219 Referencia al paseo abierto en 1618 a continuación del Jardín de las Tullerías en París, por orden de María de Médicis, y de moda en los años siguientes. Identificado inicialmente como Cours, pasó a llamarse luego Cours la Reine, ‘Paseo de la Reina’.

220 En la mitología griega, Sileno era un sátiro, padre adoptivo y preceptor del dios de vino, Dionisos (Baco para los romanos) al que acompaña siempre. Sileno personifica la embriaguez y se le representa como un anciano feo, jovial y tripudo.

221 Las Dionisíacas son una epopeya del poeta griego Nono de Panópolis, compuesta probablemente entre el 450 y el 470 d.C. Relata los orígenes, infancia y hazañas de Dionisos, en especial la conquista de la India. Aquí se menciona con toda probabilidad la traducción de Claude Boitet de Frauville, en 1625: Les Dionysiaques, ou les voyages, les amours et les conquêtes de Bacchus aux Indes.

222 Vendôme fue una antigua provincia, situada en el centro de Francia e integrada hoy en el actual departamento de Loir y Cher. Es la patria chica de Ronsard, considerado históricamente el príncipe de los poetas.

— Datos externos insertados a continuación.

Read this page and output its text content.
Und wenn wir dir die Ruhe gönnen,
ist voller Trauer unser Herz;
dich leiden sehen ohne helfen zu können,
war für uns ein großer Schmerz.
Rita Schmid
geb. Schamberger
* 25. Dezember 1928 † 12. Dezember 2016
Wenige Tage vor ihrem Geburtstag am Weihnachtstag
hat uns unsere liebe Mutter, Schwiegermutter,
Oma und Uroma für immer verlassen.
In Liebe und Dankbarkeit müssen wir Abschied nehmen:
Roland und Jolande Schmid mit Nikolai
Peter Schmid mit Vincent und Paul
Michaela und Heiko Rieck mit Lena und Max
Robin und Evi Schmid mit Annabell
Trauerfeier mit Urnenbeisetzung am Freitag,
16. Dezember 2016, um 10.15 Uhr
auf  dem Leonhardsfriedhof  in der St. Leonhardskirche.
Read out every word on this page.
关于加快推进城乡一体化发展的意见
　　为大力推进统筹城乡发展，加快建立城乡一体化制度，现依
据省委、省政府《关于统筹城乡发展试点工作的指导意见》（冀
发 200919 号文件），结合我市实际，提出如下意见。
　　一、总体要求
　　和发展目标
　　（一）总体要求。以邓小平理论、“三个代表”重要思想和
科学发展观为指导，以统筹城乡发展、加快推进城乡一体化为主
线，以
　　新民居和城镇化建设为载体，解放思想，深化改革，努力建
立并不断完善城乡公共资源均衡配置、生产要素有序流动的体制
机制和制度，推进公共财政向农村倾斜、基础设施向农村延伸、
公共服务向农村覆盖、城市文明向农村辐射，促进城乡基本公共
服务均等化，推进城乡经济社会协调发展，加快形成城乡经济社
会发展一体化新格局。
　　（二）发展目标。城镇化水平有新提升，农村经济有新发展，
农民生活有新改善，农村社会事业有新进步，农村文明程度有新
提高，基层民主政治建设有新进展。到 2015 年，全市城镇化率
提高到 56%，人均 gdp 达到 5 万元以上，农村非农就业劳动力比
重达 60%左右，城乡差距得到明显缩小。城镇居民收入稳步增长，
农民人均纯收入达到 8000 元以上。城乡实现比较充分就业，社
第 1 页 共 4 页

223 Las fuentes de Pougues y de Forges eran famosas ya en la época por sus aguas medicinales: una en Pougues-les-Eaux (departamento de Nièvre, en Borgoña) y otra en Forges-les-Eaux (departamento de Sena Marítimo, en Normandía).

224 Son, respectivamente, las parejas protagonistas de dos novelas españolas: El peregrino en su patria (1604), de Lope de Vega y Los trabajos de Persiles y Segismunda (1617), de Cervantes; dos francesas: Les amours de Lysandre y de Caliste (1616), de Vital d’Audiguier y el primer Polexandre (1619), de Marin le Roy de Gomberville; y dos griegas: Las aventuras de Leucipa y Clitofonte (c. siglo II d.C.), de Aquiles Tacio y Las Etiópicas (siglos III o IV d.C), de Heliodoro.

225 Se trata de las columnas de Hércules, incorporadas por el emperador Carlos V a su escudo de armas y presentes hoy en el de España, que en la antigüedad indicaban el límite del mundo conocido y se utilizan aquí para marcar el límite del cuerpo de la amada que no deben franquear los amantes.

226 La gaillarde, gallarda en español, es un baile que estuvo en boga en Europa en el siglo XVI. Se bailaba en pareja con ritmo ligero y gran variedad de pasos, alguno de ellos saltados.

227 Referencias a las tradiciones matrimoniales de griegos y romanos. En la primera se cita el estribillo «¡Oh, Himen! ¡oh, Himeneo!» de la canción recogida por Catulo (Carmen 61): en ella se invocaba a este dios de las ceremonias nupciales, siendo su atributo la antorcha sagrada. Juno era la diosa protectora del matrimonio.

228 Referencia al tratado De la Sagesse [De la sabiduría] (1601) de Pierre Charron (1541-1603).

229 El mayal era un «instrumento compuesto de dos palos, uno más largo que otro, unidos por medio de una cuerda, con el cual se desgrana el centeno dando golpes sobre él» (DLE). Esta herramienta, generalizada en Francia en los siglos pasados, era inusual en España, donde se utilizaba el trillo (tablón con pedazos de pedernal o cuchillas de acero encajadas en una de sus caras), para quebrantar la mies tendida en la era y separar el grano de la paja.